CS6200 Information Retrieval
Homework4: Web graph computation

Objective

  Compute link graph measures for each page crawled using the adjacency matrix. While you have to use the merged team index, this assignment is individual (can compare with teammates the results)

Page Rank - crawl

Compute the PageRank of every page in your crawl (merged team index). You can use any of the methods described in class: random walks (slow), transition matrix, algebraic solution etc. List the top 500 pages by the PageRank score. You can take a look at this PageRank pseudocode (for basic iteration method) to get an idea

Page Rank - other graph

Get the graph linked by the in-links in file resources/wt2g_inlinks.txt.zip
Compute the PageRank of every page. List the top 500 pages by the PageRank score; also display inlink and outlink counts for each page
Explain in few sentences why some pages have a higher PageRank but a smaller inlink count. In particular for finding the explanation: pick such case pages and look at other pages that point to them.

HITS- crawl

Compute Hubs and Authority score for the pages in the crawl (merged team index)

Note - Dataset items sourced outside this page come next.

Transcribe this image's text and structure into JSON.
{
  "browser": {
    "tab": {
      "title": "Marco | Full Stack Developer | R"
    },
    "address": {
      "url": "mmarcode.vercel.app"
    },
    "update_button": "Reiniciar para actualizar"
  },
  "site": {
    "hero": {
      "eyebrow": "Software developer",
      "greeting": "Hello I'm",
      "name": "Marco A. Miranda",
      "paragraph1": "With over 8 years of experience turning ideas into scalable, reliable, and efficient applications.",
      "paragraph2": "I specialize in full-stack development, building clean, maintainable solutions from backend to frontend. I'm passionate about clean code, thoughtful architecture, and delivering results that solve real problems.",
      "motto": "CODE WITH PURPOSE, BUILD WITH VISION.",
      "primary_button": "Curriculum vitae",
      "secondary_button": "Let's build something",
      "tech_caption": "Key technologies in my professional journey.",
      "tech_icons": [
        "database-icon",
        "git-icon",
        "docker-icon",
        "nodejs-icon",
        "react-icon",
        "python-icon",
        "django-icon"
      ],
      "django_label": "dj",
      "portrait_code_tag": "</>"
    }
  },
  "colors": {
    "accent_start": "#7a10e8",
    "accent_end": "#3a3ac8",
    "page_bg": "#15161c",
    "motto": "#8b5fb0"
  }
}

A. Create a root set: Obtain the root set of about 1000 documents by ranking all pages using an IR function (e.g. BM25, ES Search). You will need to use your topic as your query

B. Repeat few two or three time this expansion to get a base set of about 10,000 pages:
  • For each page in the set, add all pages that the page points to
  • For each page in the set, obtain a set of pages that pointing to the page
    • if the size of the set is less than or equal to d, add all pages in the set to the root set
    • if the size of the set is greater than d, add an RANDOM (must be random) set of d pages from the set to the root set
    • Note: The constant d can be 200. The idea of it is trying to include more possibly strong hubs into the root set while constraining the size of the root size.
  • C. Compute HITS. For each web page, initialize its authority and hub scores to 1. Update hub and authority scores for each page in the base set until convergence

    • Authority Score Update: Set each web page's authority score in the root set to the sum of the hub score of each web page that points to it
    • Hub Score Update: Set each web pages's hub score in the base set to the sum of the authority score of each web page that it is pointing to
    • After every iteration, it is necessary to normalize the hub and authority scores. Please see the lecture note for detail.
    Create one file for top 500 hub webpages, and one file for top 500 authority webpages. The format for both files should be:
  • [webpageurl][tab][hub/authority score]\n

  • EC1

    Implement a Topical PageRank by designing categories appropriate for your crawl (merged team index)

    EC2

    Implement SALSA scoring on your crawl (merged team index) and compare with HITS


    Rubric

    15 points
    Page Rank on  wt2g_inlinks data
    30 points
    PageRank on crawled data
    30 points
    HITS on side data